Bwambale stressed that the women who had nothing were able to at least save shs500 and shs1000 weekly.
"If the women continue with this attitude, they can become a village bank, buy produce and sell abroad. That was exactly what the women in Finland did and if they come together, they can begin attracting other opportunities for their own benefit," Bwambale said.
He observed that the beneficiaries by then didn't have access to their own assets and what were in their homes were the properties of their husbands but the project has empowered them and they have now started acquiring their own property.
Bwambale said by September this year, the beneficiaries were able to acquire 22 cows, 944 goats and 1,075 birds using their small savings.
Meanwhile he said others created income generating activities like shops, local restaurants, local brewing, produce buying and selling, vegetable sales, fish sales, bakery and a community access road which was also opened by the beneficiaries in Ariwa sub-county.
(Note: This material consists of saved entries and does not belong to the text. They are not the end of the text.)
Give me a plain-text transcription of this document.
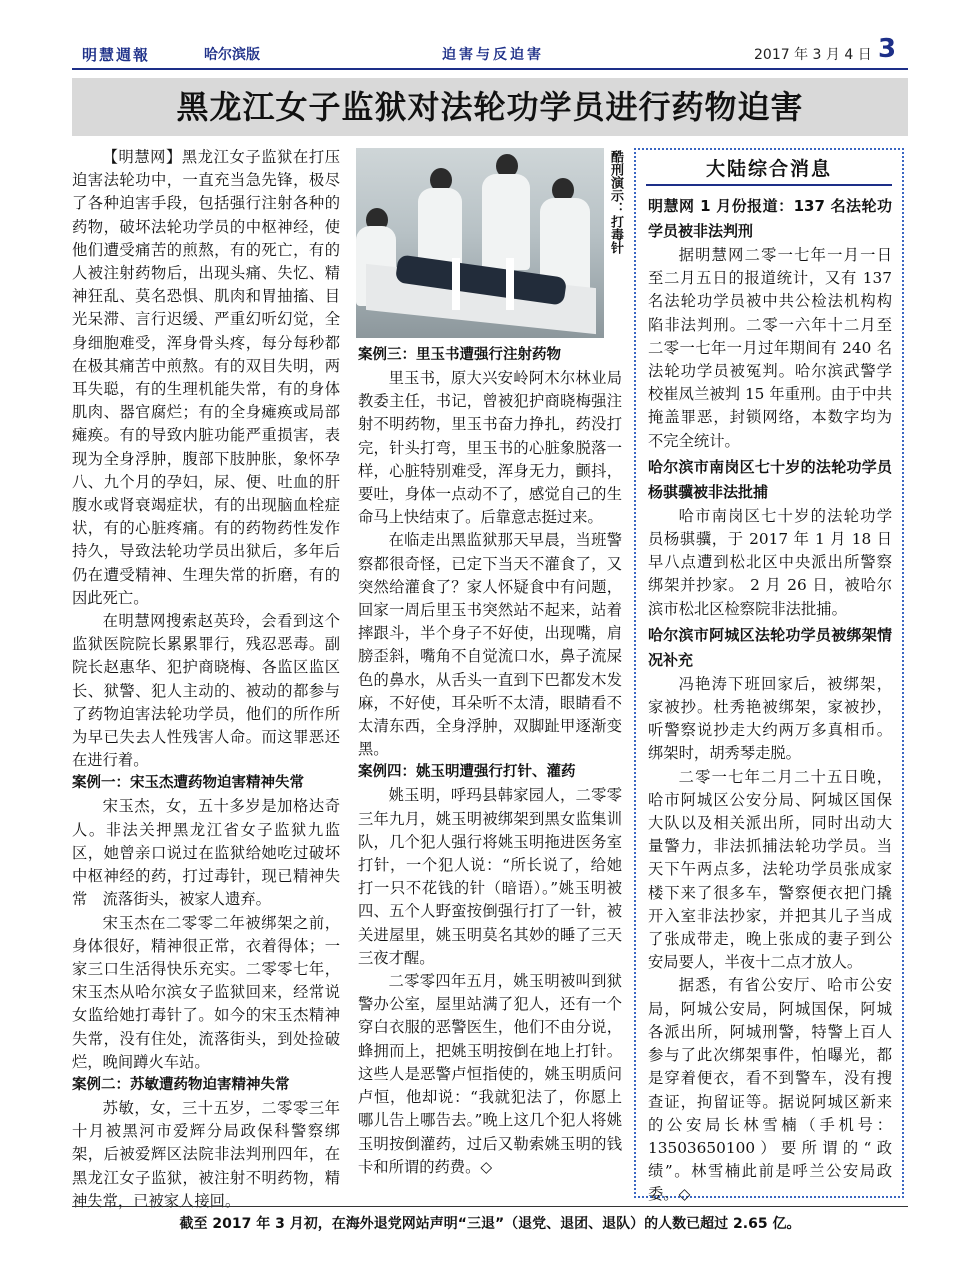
明慧週報	哈尔滨版	迫害与反迫害	2017 年 3 月 4 日 3
黑龙江女子监狱对法轮功学员进行药物迫害

【明慧网】黑龙江女子监狱在打压迫害法轮功中，一直充当急先锋，极尽了各种迫害手段，包括强行注射各种的药物，破坏法轮功学员的中枢神经，使他们遭受痛苦的煎熬，有的死亡，有的人被注射药物后，出现头痛、失忆、精神狂乱、莫名恐惧、肌肉和胃抽搐、目光呆滞、言行迟缓、严重幻听幻觉，全身细胞难受，浑身骨头疼，每分每秒都在极其痛苦中煎熬。有的双目失明，两耳失聪，有的生理机能失常，有的身体肌肉、器官腐烂；有的全身瘫痪或局部瘫痪。有的导致内脏功能严重损害，表现为全身浮肿，腹部下肢肿胀，象怀孕八、九个月的孕妇，尿、便、吐血的肝腹水或肾衰竭症状，有的出现脑血栓症状，有的心脏疼痛。有的药物药性发作持久，导致法轮功学员出狱后，多年后仍在遭受精神、生理失常的折磨，有的因此死亡。

在明慧网搜索赵英玲，会看到这个监狱医院院长累累罪行，残忍恶毒。副院长赵惠华、犯护商晓梅、各监区监区长、狱警、犯人主动的、被动的都参与了药物迫害法轮功学员，他们的所作所为早已失去人性残害人命。而这罪恶还在进行着。

案例一：宋玉杰遭药物迫害精神失常

宋玉杰，女，五十多岁是加格达奇人。非法关押黑龙江省女子监狱九监区，她曾亲口说过在监狱给她吃过破坏中枢神经的药，打过毒针，现已精神失常　流落街头，被家人遗弃。

宋玉杰在二零零二年被绑架之前，身体很好，精神很正常，衣着得体；一家三口生活得快乐充实。二零零七年，宋玉杰从哈尔滨女子监狱回来，经常说女监给她打毒针了。如今的宋玉杰精神失常，没有住处，流落街头，到处捡破烂，晚间蹲火车站。

案例二：苏敏遭药物迫害精神失常

苏敏，女，三十五岁，二零零三年十月被黑河市爱辉分局政保科警察绑架，后被爱辉区法院非法判刑四年，在黑龙江女子监狱，被注射不明药物，精神失常，已被家人接回。

酷刑演示：打毒针
案例三：里玉书遭强行注射药物

里玉书，原大兴安岭阿木尔林业局教委主任，书记，曾被犯护商晓梅强注射不明药物，里玉书奋力挣扎，药没打完，针头打弯，里玉书的心脏象脱落一样，心脏特别难受，浑身无力，颤抖，要吐，身体一点动不了，感觉自己的生命马上快结束了。后靠意志挺过来。

在临走出黑监狱那天早晨，当班警察都很奇怪，已定下当天不灌食了，又突然给灌食了？家人怀疑食中有问题，回家一周后里玉书突然站不起来，站着摔跟斗，半个身子不好使，出现嘴，肩膀歪斜，嘴角不自觉流口水，鼻子流屎色的鼻水，从舌头一直到下巴都发木发麻，不好使，耳朵听不太清，眼睛看不太清东西，全身浮肿，双脚趾甲逐渐变黑。

案例四：姚玉明遭强行打针、灌药

姚玉明，呼玛县韩家园人，二零零三年九月，姚玉明被绑架到黑女监集训队，几个犯人强行将姚玉明拖进医务室打针，一个犯人说：“所长说了，给她打一只不花钱的针（暗语）。”姚玉明被四、五个人野蛮按倒强行打了一针，被关进屋里，姚玉明莫名其妙的睡了三天三夜才醒。

二零零四年五月，姚玉明被叫到狱警办公室，屋里站满了犯人，还有一个穿白衣服的恶警医生，他们不由分说，蜂拥而上，把姚玉明按倒在地上打针。这些人是恶警卢恒指使的，姚玉明质问卢恒，他却说：“我就犯法了，你愿上哪儿告上哪告去。”晚上这几个犯人将姚玉明按倒灌药，过后又勒索姚玉明的钱卡和所谓的药费。◇

大陆综合消息
明慧网 1 月份报道：137 名法轮功学员被非法判刑

据明慧网二零一七年一月一日至二月五日的报道统计，又有 137 名法轮功学员被中共公检法机构构陷非法判刑。二零一六年十二月至二零一七年一月过年期间有 240 名法轮功学员被冤判。哈尔滨武警学校崔凤兰被判 15 年重刑。由于中共掩盖罪恶，封锁网络，本数字均为不完全统计。

哈尔滨市南岗区七十岁的法轮功学员杨骐骥被非法批捕

哈市南岗区七十岁的法轮功学员杨骐骥，于 2017 年 1 月 18 日早八点遭到松北区中央派出所警察绑架并抄家。 2 月 26 日，被哈尔滨市松北区检察院非法批捕。

哈尔滨市阿城区法轮功学员被绑架情况补充

冯艳涛下班回家后，被绑架，家被抄。杜秀艳被绑架，家被抄，听警察说抄走大约两万多真相币。绑架时，胡秀琴走脱。

二零一七年二月二十五日晚，哈市阿城区公安分局、阿城区国保大队以及相关派出所，同时出动大量警力，非法抓捕法轮功学员。当天下午两点多，法轮功学员张成家楼下来了很多车，警察便衣把门撬开入室非法抄家，并把其儿子当成了张成带走，晚上张成的妻子到公安局要人，半夜十二点才放人。

据悉，有省公安厅、哈市公安局，阿城公安局，阿城国保，阿城各派出所，阿城刑警，特警上百人参与了此次绑架事件，怕曝光，都是穿着便衣，看不到警车，没有搜查证，拘留证等。据说阿城区新来的公安局长林雪楠（手机号：13503650100）要所谓的“政绩”。林雪楠此前是呼兰公安局政委。◇

截至 2017 年 3 月初，在海外退党网站声明“三退”（退党、退团、退队）的人数已超过 2.65 亿。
Ms Harriet Alekuru, the chairperson for Ariwa united women group appreciated UCAA for the opportunity, saying this has changed the living conditions of many women.
"The weekly savings and loans that we borrow from the group has helped us a lot in addressing some of the needs in the family. We don't disturb our husbands for support, at times we take the burden of the petty cash expenses in the family," she said.
Mr Rasul Drajiga, the Yumbe Assistant Chief Administrative Officer said many people think that what is called project is opening of roads, building classrooms, health facilities, bridges but he argued that there is a fundamental element that is lacking in people which is the human development.
He said there are situations where projects are being vandalised by the chief beneficiaries due to lack of human development, meaning the society has never gotten that self-esteem, self-discipline and respect for the public and institutions are key.
"If you look at the sustainable livelihood, this has been our biggest problem. In projects where women have offered leadership and are in the management committee, the projects have been sustained so, when you talk about women associations, there must be change in the communities," Drajiga said.
"Skills development is a factored play for the growth of a society. The problem we have here is that, the most useless issues are the ones our people regard as the most important and the very important issues are regarded as useless so there is really need for the people to change their attitude," he added.
He said if the community can generate good plans and implement very well, it can change but the people here mainly rely on ready things and they mostly don't own projects initiated by the government and NGOs.